Drawing from childhood memories and age-old Mykonian recipes, Executive Chef Michalis Kikis, on his second year at the helm of Reeza restaurant, has created a nimble, fine dining menu based on traditional Greek cuisine, creatively reinterpreted through a contemporary lens. Prepared by Head in-house Chef Panagiotis Zafeiris, whom Reeza snatched from one-Michelin star Social Eating House in London, the menu embraces flavours and technique from across the Mediterranean celebrating Greece’s culinary heritage in a cosmopolitan manner befitting an island like Mykonos.
A choice of eleven entrees for vegan, pescatarian and meat eaters are complemented by an eclectic selection of starters and desserts, all of which fit onto a one-page menu – a patron-friendly gesture that is much appreciated. Starters that caught our eye include Prawn Carpaccio “Saganaki”, which marries Japanese, Italian and Greek culinary traditions into one painterly dish, crab and black rice filled ‘dolma’ which is served with a rich egg-lemon sauce, and the Smoked Beef Tartar ingeniously combining truffles with ‘metsovone’, a semi-hard smoked cheese from Northern Greece, similar to the Italian provolone.
Served on plain, hand-crafted ceramic plates and bowls, each dish is a delight for both eyes and palate. The Beet Cannoli for instance, an abstract composition of colours and shapes, looks like a painting by Surrealist artist Joan Miro, while the Red Mullet Escabèche, a nifty version of the classic Spanish recipe enriched with artichoke textures, pickled vegetables and a tomato vinaigrette, stands out in its figurative playfulness. We also utterly enjoyed the buttery texture of the celery hollandaise in the Cod Prassoselino, the Seabass Fricassee for its wreath-like composition of cockles, mussels and sea beans, and the superbly cooked tenderloin steak served with carrot mash, yogurt and a lovely lamb jus.

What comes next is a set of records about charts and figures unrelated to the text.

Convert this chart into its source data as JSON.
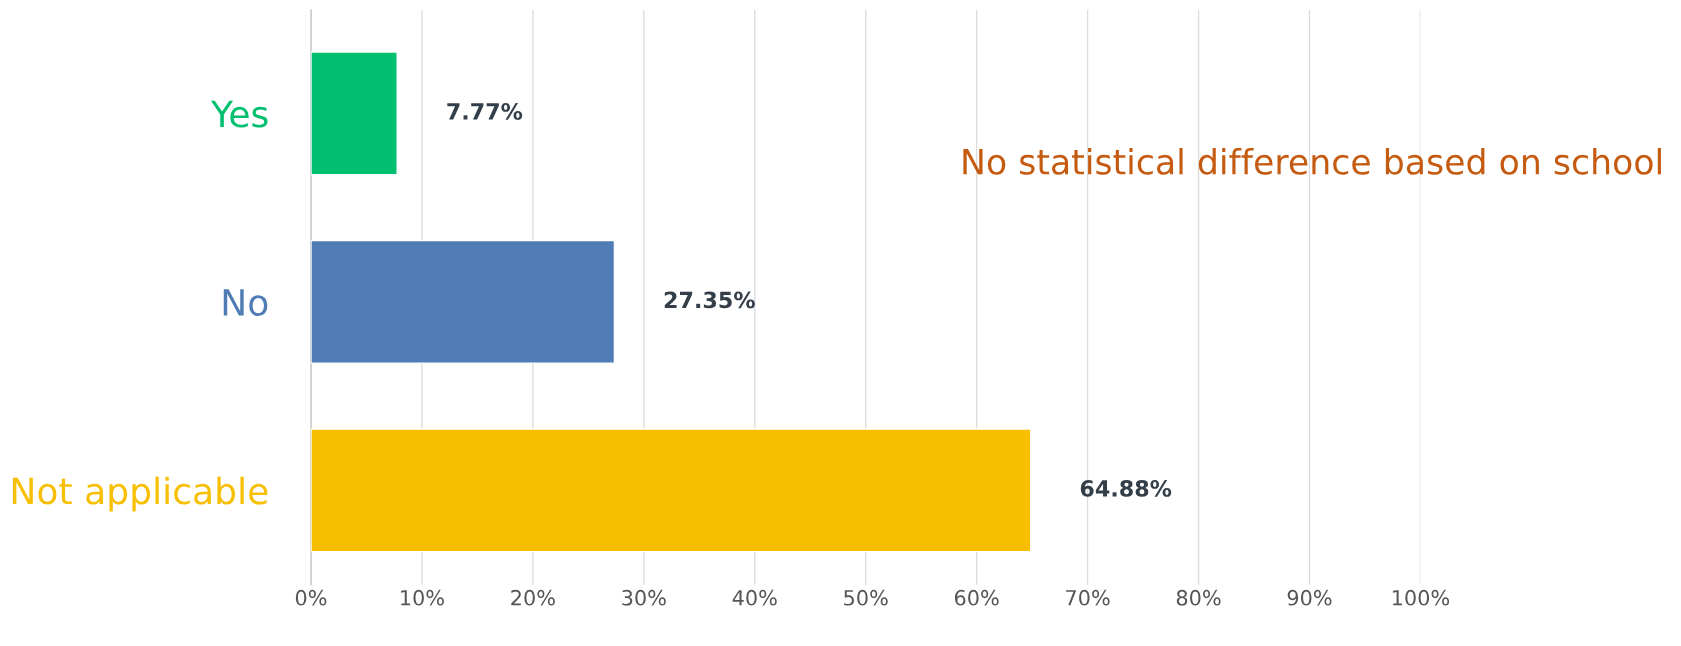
{
  "chart_data": {
    "type": "bar",
    "orientation": "horizontal",
    "categories": [
      "Yes",
      "No",
      "Not applicable"
    ],
    "values": [
      7.77,
      27.35,
      64.88
    ],
    "colors": [
      "#00bf6f",
      "#507cb6",
      "#f7bf00"
    ],
    "value_labels": [
      "7.77%",
      "27.35%",
      "64.88%"
    ],
    "xlim": [
      0,
      100
    ],
    "xticks": [
      {
        "value": 0,
        "label": "0%"
      },
      {
        "value": 10,
        "label": "10%"
      },
      {
        "value": 20,
        "label": "20%"
      },
      {
        "value": 30,
        "label": "30%"
      },
      {
        "value": 40,
        "label": "40%"
      },
      {
        "value": 50,
        "label": "50%"
      },
      {
        "value": 60,
        "label": "60%"
      },
      {
        "value": 70,
        "label": "70%"
      },
      {
        "value": 80,
        "label": "80%"
      },
      {
        "value": 90,
        "label": "90%"
      },
      {
        "value": 100,
        "label": "100%"
      }
    ],
    "grid": "x",
    "annotations": [
      "No statistical difference based on school"
    ]
  }
}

For desert, pastry chef Spiros Artelaris, who is also in charge of pastries at Scorpios, has created four exceptional desserts that perfectly complement the menu’s Mediterranean flavours. We were particularly impressed with the Sour Cherry, a glazed, ruby-red, cherry-shaped masterpiece sitting on a bitter chocolate crumble, and the Peach Carpaccio’s heavenly chamomile sorbet (our mouths are watering as we are typing this). Rounding up a stellar culinary experience, the dinner concludes with a selection of petit fours, colourful, bite-sized delights artfully prepared by Artelaris, which echoes Kikis’ delightful amuse-bouche welcoming guests at the beginning of the meal.
Three degustation menus give guests the opportunity to taste a wider, expertly curated selection of the menu that would otherwise require multiple visits, although, if you have days to spare, we’d recommend revisiting Reeza more than once. The glorious food, the immaculate service, the scenic setting, the laidback ambience: they all merge into a sublime evening that you’d want to repeat, again and again, preferably for an early dinner to bear witness to that most magical of spectacles that is the sunset over the Aegean.